Abstract

Encryption protects digital information from unauthorized access by making it illegible to anyone without an encryption key. While this ensures the security of digital communications, it also prevents the government from accessing evidence it needs for national security investigations. This creates an apparent conflict between the private sector’s desire for strong encryption and the government’s interest in “back door” access, thus raising the normative question of whether governments should be able to legally require companies to maintain “back doors” to encrypted information. In view of the significant impact of this debate on economic, privacy, security, and diplomatic interests of states around the world, this paper explores two lines of inquiry: First, what legal frameworks should courts and legislators use to approach encryption? Second, which framework produces the best policy outcomes—in particular, which stakeholders are benefitted or harmed under each approach? To answer these questions, this paper examines legal approaches to encryption in the US and UK, countries with contrasting policies on the subject. It evaluates the pros and cons of each approach, situating encryption within existing legal frameworks.
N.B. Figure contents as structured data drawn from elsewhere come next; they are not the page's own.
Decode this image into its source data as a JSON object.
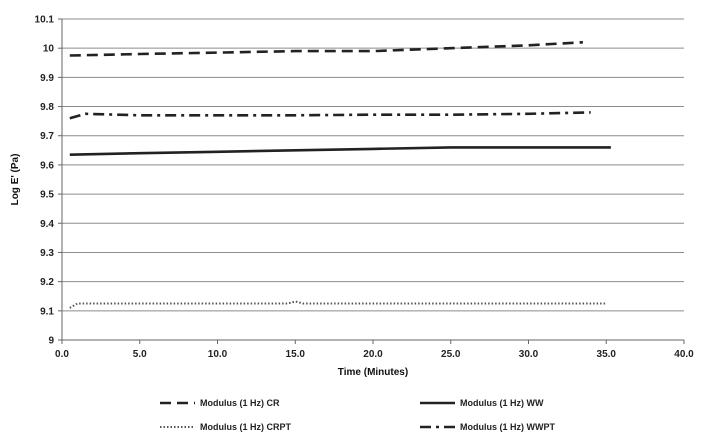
{
  "chart_data": {
    "type": "line",
    "title": "",
    "xlabel": "Time (Minutes)",
    "ylabel": "Log E' (Pa)",
    "xlim": [
      0,
      40
    ],
    "ylim": [
      9,
      10.1
    ],
    "x_ticks": [
      0,
      5,
      10,
      15,
      20,
      25,
      30,
      35,
      40
    ],
    "x_tick_labels": [
      "0.0",
      "5.0",
      "10.0",
      "15.0",
      "20.0",
      "25.0",
      "30.0",
      "35.0",
      "40.0"
    ],
    "y_ticks": [
      9,
      9.1,
      9.2,
      9.3,
      9.4,
      9.5,
      9.6,
      9.7,
      9.8,
      9.9,
      10,
      10.1
    ],
    "y_tick_labels": [
      "9",
      "9.1",
      "9.2",
      "9.3",
      "9.4",
      "9.5",
      "9.6",
      "9.7",
      "9.8",
      "9.9",
      "10",
      "10.1"
    ],
    "grid": "horizontal",
    "legend_position": "bottom",
    "series": [
      {
        "name": "Modulus (1 Hz) CR",
        "dash": "dashed",
        "color": "#222222",
        "points": [
          [
            0.5,
            9.975
          ],
          [
            5,
            9.98
          ],
          [
            10,
            9.985
          ],
          [
            15,
            9.99
          ],
          [
            20,
            9.99
          ],
          [
            25,
            10.0
          ],
          [
            30,
            10.01
          ],
          [
            33.5,
            10.02
          ]
        ]
      },
      {
        "name": "Modulus (1 Hz) WW",
        "dash": "solid",
        "color": "#222222",
        "points": [
          [
            0.5,
            9.635
          ],
          [
            5,
            9.64
          ],
          [
            10,
            9.645
          ],
          [
            15,
            9.65
          ],
          [
            20,
            9.655
          ],
          [
            25,
            9.66
          ],
          [
            30,
            9.66
          ],
          [
            35.3,
            9.66
          ]
        ]
      },
      {
        "name": "Modulus (1 Hz) CRPT",
        "dash": "dotted",
        "color": "#555555",
        "points": [
          [
            0.5,
            9.11
          ],
          [
            1,
            9.125
          ],
          [
            5,
            9.125
          ],
          [
            10,
            9.125
          ],
          [
            14.5,
            9.125
          ],
          [
            15,
            9.132
          ],
          [
            15.5,
            9.125
          ],
          [
            20,
            9.125
          ],
          [
            25,
            9.125
          ],
          [
            30,
            9.125
          ],
          [
            35,
            9.125
          ]
        ]
      },
      {
        "name": "Modulus (1 Hz) WWPT",
        "dash": "dashdot",
        "color": "#222222",
        "points": [
          [
            0.5,
            9.76
          ],
          [
            1.5,
            9.775
          ],
          [
            5,
            9.77
          ],
          [
            10,
            9.77
          ],
          [
            15,
            9.77
          ],
          [
            20,
            9.772
          ],
          [
            25,
            9.772
          ],
          [
            30,
            9.775
          ],
          [
            34,
            9.78
          ]
        ]
      }
    ]
  }
}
This includes the First Amendment argument of “code as free speech,” government investigatory powers under the Fourth Amendment, and the UK’s Investigatory Powers Act permitting government-mandated back doors. This is the first paper clarifying, surveying, and comparing the legal approaches to encryption in the US and UK. Such a comparative analysis explaining the consequences of each legal approach could help countries choose the most effective approach to encryption. By applying existing laws to the novel problems posed by encryption, this paper generates new evidence against the implementation of encryption back doors.